A grand experiment to slow down time

Great men — brilliant men — have often speculated about time machines. Devices that might take us backward or forward to our past or our future. But why hasn’t anyone explored the idea of a time-slowing machine?

This occurred to me the other day after walking my daughter to school. As I strolled back carrying her scooter, I marveled at the Christmas blowup toys in someone’s front yard. “Already out!?!” I thought. “How can this be? It’s too early.”

But it isn’t. Thanksgiving is almost here, and that means we’re locked and loaded, buckled up and bundled in with a heavy foot on the gas, headed for Christmas.

Drink some eggnog, folks, or you’ll miss it.

As I stared at the partially deflated toys, it occurred to me that my daughter will be seven this Christmas. And seven sounds a lot like one of those coming ages when you don’t want to see Christmas lights anymore.

GASP!

That annual tradition of driving around town in a Christmas light delirium, desperately searching — like some kind of illumination junkie — for the next great light fix. I try to catch the look on my daughter’s face in the rearview mirror as her bottom jaw falls out. Of course, I also forget I’m driving and we nearly become part of a display.

“Sorry. Don’t mind me. Just drunk on lights and holiday cheer. Next good rain will wash out those tire ruts in your yard.”

That’s when it occurred to me time machines are no good. I don’t want to go back and relive the past. I want more time for the “right now.” To get more of the present. To slow it down.

Have there been scientific studies to explain this? Why as we grow up it all starts to speed up? Is it because we’re taller, and closer to the sun?

I have another theory, and I’m going to try it out this year. It all comes from this notion: If you don’t want something to come — a bill, your next dentist appointment, Monday — then it’s upon you in a flash. But the more you want something, the longer it takes to come. Witness the teapot. Stand over it, anxious for it to boil and it won’t. Physics dictates those little water molecules will actually come together to play a practical joke on you. “Dude, if we don’t boil soon, what do you bet he literally POPS?”

I call it the “Time Sucks Paradox.”

So this year, both for science and to prolong the season, I am embarking on a grand experiment to slow down time. And I encourage you to try with me. If you do, you need to get a white lab coat, some goggles and some chemistry beakers … just for effect. Keep a little notebook with observations and let your hair go nuts like Einstein’s.

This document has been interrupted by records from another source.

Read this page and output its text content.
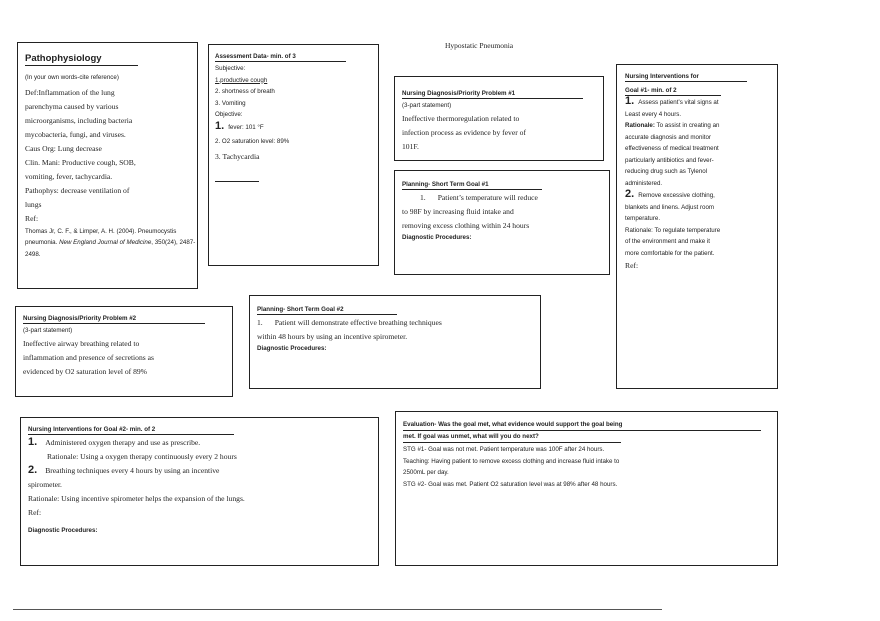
Hypostatic Pneumonia
Pathophysiology
(In your own words-cite reference)
Def:Inflammation of the lung
parenchyma caused by various
microorganisms, including bacteria
mycobacteria, fungi, and viruses.
Caus Org: Lung decrease
Clin. Mani: Productive cough, SOB,
vomiting, fever, tachycardia.
Pathophys: decrease ventilation of
lungs
Ref:
Thomas Jr, C. F., & Limper, A. H. (2004). Pneumocystis
pneumonia. New England Journal of Medicine, 350(24), 2487-
2498.
Assessment Data- min. of 3
Subjective:
1.productive cough
2. shortness of breath
3. Vomiting
Objective:
1. fever: 101 °F
2. O2 saturation level: 89%
3. Tachycardia
Nursing Diagnosis/Priority Problem #1
(3-part statement)
Ineffective thermoregulation related to
infection process as evidence by fever of
101F.
Planning- Short Term Goal #1
1. Patient’s temperature will reduce
to 98F by increasing fluid intake and
removing excess clothing within 24 hours
Diagnostic Procedures:
Nursing Interventions for
Goal #1- min. of 2
1. Assess patient’s vital signs at
Least every 4 hours.
Rationale: To assist in creating an
accurate diagnosis and monitor
effectiveness of medical treatment
particularly antibiotics and fever-
reducing drug such as Tylenol
administered.
2. Remove excessive clothing,
blankets and linens. Adjust room
temperature.
Rationale: To regulate temperature
of the environment and make it
more comfortable for the patient.
Ref:
Nursing Diagnosis/Priority Problem #2
(3-part statement)
Ineffective airway breathing related to
inflammation and presence of secretions as
evidenced by O2 saturation level of 89%
Planning- Short Term Goal #2
1. Patient will demonstrate effective breathing techniques
within 48 hours by using an incentive spirometer.
Diagnostic Procedures:
Nursing Interventions for Goal #2- min. of 2
1. Administered oxygen therapy and use as prescribe.
Rationale: Using a oxygen therapy continuously every 2 hours
2. Breathing techniques every 4 hours by using an incentive
spirometer.
Rationale: Using incentive spirometer helps the expansion of the lungs.
Ref:
Diagnostic Procedures:
Evaluation- Was the goal met, what evidence would support the goal being
met. If goal was unmet, what will you do next?
STG #1- Goal was not met. Patient temperature was 100F after 24 hours.
Teaching: Having patient to remove excess clothing and increase fluid intake to
2500mL per day.
STG #2- Goal was met. Patient O2 saturation level was at 98% after 48 hours.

Here’s how we’ll do it: Like a little kid — a desperate, anxious, unbearable, I-would-sell-my-parents-to-the-pirates-if-time-would-speed-up kid — you have to want Christmas to come so bad that you fear your butt will fall off. That’s the secret, OK. That your BUTT WILL FALL OFF! Because that’s the way a little kid thinks. That patience is for fools, and that some body part will inexplicably come unattached if they don’t get what they want right away. But, remember? As a kid, the more you wanted Christmas, the longer it took. See? It will work!

But you can’t just say it — you have to live it! Every morning you have to wake up, rollover to your loved one and ask, “Is it Christmas morning yet?!?”

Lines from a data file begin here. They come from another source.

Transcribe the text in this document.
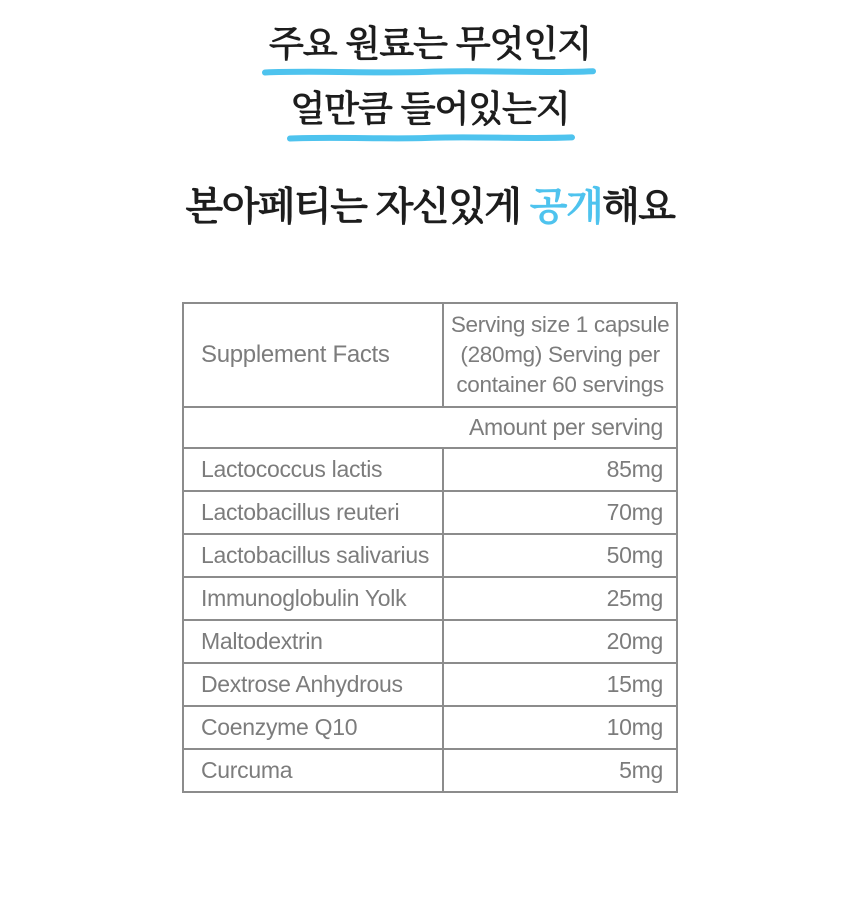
주요 원료는 무엇인지
얼만큼 들어있는지
본아페티는 자신있게 공개해요
Supplement Facts	Serving size 1 capsule (280mg) Serving per container 60 servings
Amount per serving	
Lactococcus lactis	85mg
Lactobacillus reuteri	70mg
Lactobacillus salivarius	50mg
Immunoglobulin Yolk	25mg
Maltodextrin	20mg
Dextrose Anhydrous	15mg
Coenzyme Q10	10mg
Curcuma	5mg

You have to pout and stomp your feet and generally make a complete jerk of yourself in front of respectable people. In meetings at work you have to say things like, “This is just drivel! I have more important things to do … like watching the clock.” Then storm out.

Every bit of your energy, every ounce of your being, every waking minute of your day must be expended on a grand quest to speed up time.

In turn, and if my theory holds — done a LOT of calculations on this one, folks — time will actually slow to a crawl. Pretty good, huh?

We will be able to enjoy the season at a reasonable pace, holding onto those precious moments that normally slip through in a flash. This might be the solution to the age-old riddle of time.

So, start right now and repeat after me: “Dang! Isn’t it Christmas already! Better get here soon … or my butt will fall off!”